Bercerita tentang Ernest, seorang Cina tulen yang ingin mengakhiri diskriminasi Cina yang ada pada dirinya. Diskriminasi terhadap etnis Tionghoa (Cina) masih begitu kental. Ejekan dan olok-olok sebagai anak Cina kerap diterimanya. Masa kanak-kanak hingga remajanya dilalui dengan cukup berat. Untung saja, ia memiliki Patrick (Morgan Oey), sahabat yang selalu menemani dan berjuang melawan diskriminasi.
Patrick sendiri akhirnya tak kuasa selalu dibully dan dikerjai rekan sekolahnya. Patrick pasrah dengan label Cina. Berbeda dibanding Ernest, ia ingin hidup normal, bukan berlabel Cina. Ia pun berkesimpulan bahwa untuk menyudahi diskriminasi hidupnya, ia harus menikahi cewek pribumi. Setidaknya, anaknya adalah keturunan pribumi, bukan Cina. Setidaknya, ia ingin memutus tali nasib terlahir sebagai Cina.
Di Bandung, Ernest bertemu Meira (Lala Karmela), gadis sunda yang berhasil memikat hatinya. Lagi-lagi deskriminasi Cina terbawa di dalam keluarga Meira. Awalnya Papa Meira (Budi Dalton) tidak menyetujui anaknya menikah dengan keturunan Tionghoa. Singkat cerita, perjuangan Ernest menaklukkan hati Papa Meira terjawab. Lima tahun berpacaran, Ernest berhasil menikahi Meira.
Menikah juga tidak gampang anggapan Ernest. Ia malah ketakutan memiliki anak. Punya anak, apabila terlahir bermata sipit, pun nasibnya akan seperti masa lalunya. Separuh film, bercerita tentang dilema penolakan memiliki anak ini. Hingga Meira pun frustasi menghadapi suaminya. “Apa yang loe takuti belum tentu terjadi”, menjadi mantra yang tak mampu menggoyahkan ketakutan Ernest.
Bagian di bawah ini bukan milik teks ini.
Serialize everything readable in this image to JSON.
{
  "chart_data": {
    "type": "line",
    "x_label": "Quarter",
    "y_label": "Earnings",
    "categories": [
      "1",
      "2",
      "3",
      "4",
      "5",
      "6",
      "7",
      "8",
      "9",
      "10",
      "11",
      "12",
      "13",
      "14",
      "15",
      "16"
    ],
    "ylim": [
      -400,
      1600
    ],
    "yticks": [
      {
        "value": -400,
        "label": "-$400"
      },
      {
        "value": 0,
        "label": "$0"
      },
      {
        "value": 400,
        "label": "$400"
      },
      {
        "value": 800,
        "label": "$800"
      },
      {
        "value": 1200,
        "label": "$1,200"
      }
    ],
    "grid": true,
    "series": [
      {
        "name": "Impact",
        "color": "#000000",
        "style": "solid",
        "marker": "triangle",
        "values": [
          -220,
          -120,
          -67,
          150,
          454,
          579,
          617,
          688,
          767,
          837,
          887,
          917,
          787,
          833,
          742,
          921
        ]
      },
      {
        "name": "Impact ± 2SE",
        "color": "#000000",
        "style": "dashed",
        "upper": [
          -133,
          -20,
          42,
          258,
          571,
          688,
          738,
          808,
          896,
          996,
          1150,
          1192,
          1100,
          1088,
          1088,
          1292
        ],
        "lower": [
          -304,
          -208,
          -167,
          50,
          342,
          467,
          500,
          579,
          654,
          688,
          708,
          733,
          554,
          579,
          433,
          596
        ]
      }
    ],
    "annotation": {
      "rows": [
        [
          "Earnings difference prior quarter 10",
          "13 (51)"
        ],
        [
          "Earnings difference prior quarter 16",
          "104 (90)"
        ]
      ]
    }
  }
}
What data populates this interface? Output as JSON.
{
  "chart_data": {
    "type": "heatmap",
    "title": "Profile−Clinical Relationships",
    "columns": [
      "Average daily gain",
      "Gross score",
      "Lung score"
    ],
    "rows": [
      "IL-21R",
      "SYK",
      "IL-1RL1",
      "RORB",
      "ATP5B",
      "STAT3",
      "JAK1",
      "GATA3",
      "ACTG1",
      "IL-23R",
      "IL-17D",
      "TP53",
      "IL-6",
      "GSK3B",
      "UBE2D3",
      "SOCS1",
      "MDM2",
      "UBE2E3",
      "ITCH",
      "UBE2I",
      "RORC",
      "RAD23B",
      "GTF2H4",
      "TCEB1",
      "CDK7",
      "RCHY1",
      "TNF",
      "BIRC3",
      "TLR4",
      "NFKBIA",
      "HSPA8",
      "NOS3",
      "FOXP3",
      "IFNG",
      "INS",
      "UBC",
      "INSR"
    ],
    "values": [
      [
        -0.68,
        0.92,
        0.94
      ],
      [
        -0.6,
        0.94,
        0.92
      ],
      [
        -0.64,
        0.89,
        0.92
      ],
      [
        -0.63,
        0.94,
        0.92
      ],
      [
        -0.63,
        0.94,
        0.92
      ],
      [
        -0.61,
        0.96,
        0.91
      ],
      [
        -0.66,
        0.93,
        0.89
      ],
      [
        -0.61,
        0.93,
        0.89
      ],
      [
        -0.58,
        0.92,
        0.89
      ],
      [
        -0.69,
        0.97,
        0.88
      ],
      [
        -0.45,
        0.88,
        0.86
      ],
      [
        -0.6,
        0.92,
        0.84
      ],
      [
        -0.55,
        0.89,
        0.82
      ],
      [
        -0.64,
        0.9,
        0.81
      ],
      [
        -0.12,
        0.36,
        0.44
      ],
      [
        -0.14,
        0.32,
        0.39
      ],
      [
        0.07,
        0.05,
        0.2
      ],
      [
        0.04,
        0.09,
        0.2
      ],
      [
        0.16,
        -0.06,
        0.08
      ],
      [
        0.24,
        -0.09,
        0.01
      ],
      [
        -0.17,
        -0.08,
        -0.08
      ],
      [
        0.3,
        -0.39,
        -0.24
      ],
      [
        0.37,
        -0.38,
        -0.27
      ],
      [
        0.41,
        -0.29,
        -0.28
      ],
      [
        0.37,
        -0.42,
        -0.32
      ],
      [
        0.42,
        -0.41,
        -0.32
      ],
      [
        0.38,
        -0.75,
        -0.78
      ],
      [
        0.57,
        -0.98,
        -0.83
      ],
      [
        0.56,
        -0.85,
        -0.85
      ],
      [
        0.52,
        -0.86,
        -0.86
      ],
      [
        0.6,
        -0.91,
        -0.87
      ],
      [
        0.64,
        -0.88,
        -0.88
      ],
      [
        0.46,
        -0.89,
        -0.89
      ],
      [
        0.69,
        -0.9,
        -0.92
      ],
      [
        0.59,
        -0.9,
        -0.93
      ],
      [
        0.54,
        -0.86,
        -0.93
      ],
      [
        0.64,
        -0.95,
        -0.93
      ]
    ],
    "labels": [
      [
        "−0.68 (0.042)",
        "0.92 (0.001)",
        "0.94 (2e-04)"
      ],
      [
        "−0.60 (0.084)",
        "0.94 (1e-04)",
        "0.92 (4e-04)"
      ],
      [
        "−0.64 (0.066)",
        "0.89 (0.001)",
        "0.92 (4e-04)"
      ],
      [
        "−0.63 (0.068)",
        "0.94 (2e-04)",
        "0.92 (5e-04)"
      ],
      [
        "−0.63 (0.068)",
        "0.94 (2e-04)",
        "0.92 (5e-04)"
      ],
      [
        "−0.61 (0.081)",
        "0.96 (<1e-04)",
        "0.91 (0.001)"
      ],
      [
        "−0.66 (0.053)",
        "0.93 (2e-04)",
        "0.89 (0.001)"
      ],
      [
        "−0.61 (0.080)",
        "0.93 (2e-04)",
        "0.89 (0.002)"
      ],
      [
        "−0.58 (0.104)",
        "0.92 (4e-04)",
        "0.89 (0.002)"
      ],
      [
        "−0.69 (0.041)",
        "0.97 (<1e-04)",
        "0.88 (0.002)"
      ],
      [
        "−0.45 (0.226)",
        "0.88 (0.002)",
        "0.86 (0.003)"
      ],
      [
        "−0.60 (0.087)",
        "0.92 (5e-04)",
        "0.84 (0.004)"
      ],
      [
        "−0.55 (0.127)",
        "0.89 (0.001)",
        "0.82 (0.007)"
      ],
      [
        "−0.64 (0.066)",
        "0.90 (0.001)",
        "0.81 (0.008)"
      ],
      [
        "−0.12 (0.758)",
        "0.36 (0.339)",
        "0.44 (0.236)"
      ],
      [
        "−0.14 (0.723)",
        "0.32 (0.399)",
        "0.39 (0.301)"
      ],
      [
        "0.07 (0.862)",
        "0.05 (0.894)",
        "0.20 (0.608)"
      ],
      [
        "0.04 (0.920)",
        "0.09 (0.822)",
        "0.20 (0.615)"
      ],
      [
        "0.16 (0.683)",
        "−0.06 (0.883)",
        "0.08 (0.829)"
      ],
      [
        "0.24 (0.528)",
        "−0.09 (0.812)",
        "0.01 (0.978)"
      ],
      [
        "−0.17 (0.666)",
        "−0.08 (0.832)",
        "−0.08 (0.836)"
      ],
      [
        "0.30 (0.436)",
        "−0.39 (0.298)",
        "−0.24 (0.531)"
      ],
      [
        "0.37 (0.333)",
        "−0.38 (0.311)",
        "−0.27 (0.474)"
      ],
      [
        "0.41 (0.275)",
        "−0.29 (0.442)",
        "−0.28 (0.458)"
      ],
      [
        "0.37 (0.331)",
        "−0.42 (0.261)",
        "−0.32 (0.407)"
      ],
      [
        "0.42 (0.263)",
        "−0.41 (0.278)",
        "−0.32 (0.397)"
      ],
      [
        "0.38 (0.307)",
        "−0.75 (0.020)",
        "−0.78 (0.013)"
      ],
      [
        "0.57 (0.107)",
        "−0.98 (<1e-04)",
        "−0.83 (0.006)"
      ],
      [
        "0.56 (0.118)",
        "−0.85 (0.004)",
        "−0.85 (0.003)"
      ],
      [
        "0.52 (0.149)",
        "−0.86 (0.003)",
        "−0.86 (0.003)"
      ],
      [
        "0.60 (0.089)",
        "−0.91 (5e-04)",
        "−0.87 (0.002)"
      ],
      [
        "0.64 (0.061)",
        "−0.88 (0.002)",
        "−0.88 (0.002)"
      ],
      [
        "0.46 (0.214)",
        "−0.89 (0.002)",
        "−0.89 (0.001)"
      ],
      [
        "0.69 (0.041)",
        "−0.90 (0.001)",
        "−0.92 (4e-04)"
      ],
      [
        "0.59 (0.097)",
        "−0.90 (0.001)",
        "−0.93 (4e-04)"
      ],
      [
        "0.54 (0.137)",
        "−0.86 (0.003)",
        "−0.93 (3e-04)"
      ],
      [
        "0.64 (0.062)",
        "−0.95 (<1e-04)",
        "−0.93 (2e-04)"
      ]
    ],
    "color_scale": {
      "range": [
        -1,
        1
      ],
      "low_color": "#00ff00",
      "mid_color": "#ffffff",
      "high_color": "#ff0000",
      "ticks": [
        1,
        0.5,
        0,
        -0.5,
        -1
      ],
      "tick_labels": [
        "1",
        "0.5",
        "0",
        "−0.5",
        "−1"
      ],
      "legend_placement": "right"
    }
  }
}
Bagaimana akhir dari dilema memiliki anak atau tidak ini, menjadi konklusi menarik dari film Ngenest. Seperti apa hasilnya, silakan saksikan film yang hingga Minggu (3/1) atau lima hari peredaran sudah ditonton 280an ribu penonton ini.
Film Ngenest menyajikan banyak pesan moral. Bahwa sikap diskriminatif terhadap minoritas, sesungguhnya memiliki implikasi yang sangat luas. Ernest Prakasa mengemas film ini menjadi tontotan yang menghibur. Tagline film “Kadang Hidup Perlu Ditertawakan” pun benar-benar digambarkan dalam film ini. Hidup tidak selamanya penuh dengan kesedihan. Hinaan, cemoohan bahkan pelecehan pun bisa ditertawakan. Komedi tidak menjadi tempelan semata, tetapi menjadi unsur utama.
Di film NGENEST elemen ke-Cina-an dipaparkan apa adanya, malah terkesan seperti keluar dari stereotype. Penonton yang berdarah Tionghoa pun bisa merasa senasib dan menertawakan hidupnya seperti Ernest (diri sendiri) tanpa harus merasa tersinggung. Film ini seakan mereduksi dan obat untuk tidak sakit hati. Dan tentunya film ini memberi penyadaran bagi pelaku perundungan (bully), pelecehan, diskriminasi, maupun yang suka menghina kelompok minoritas.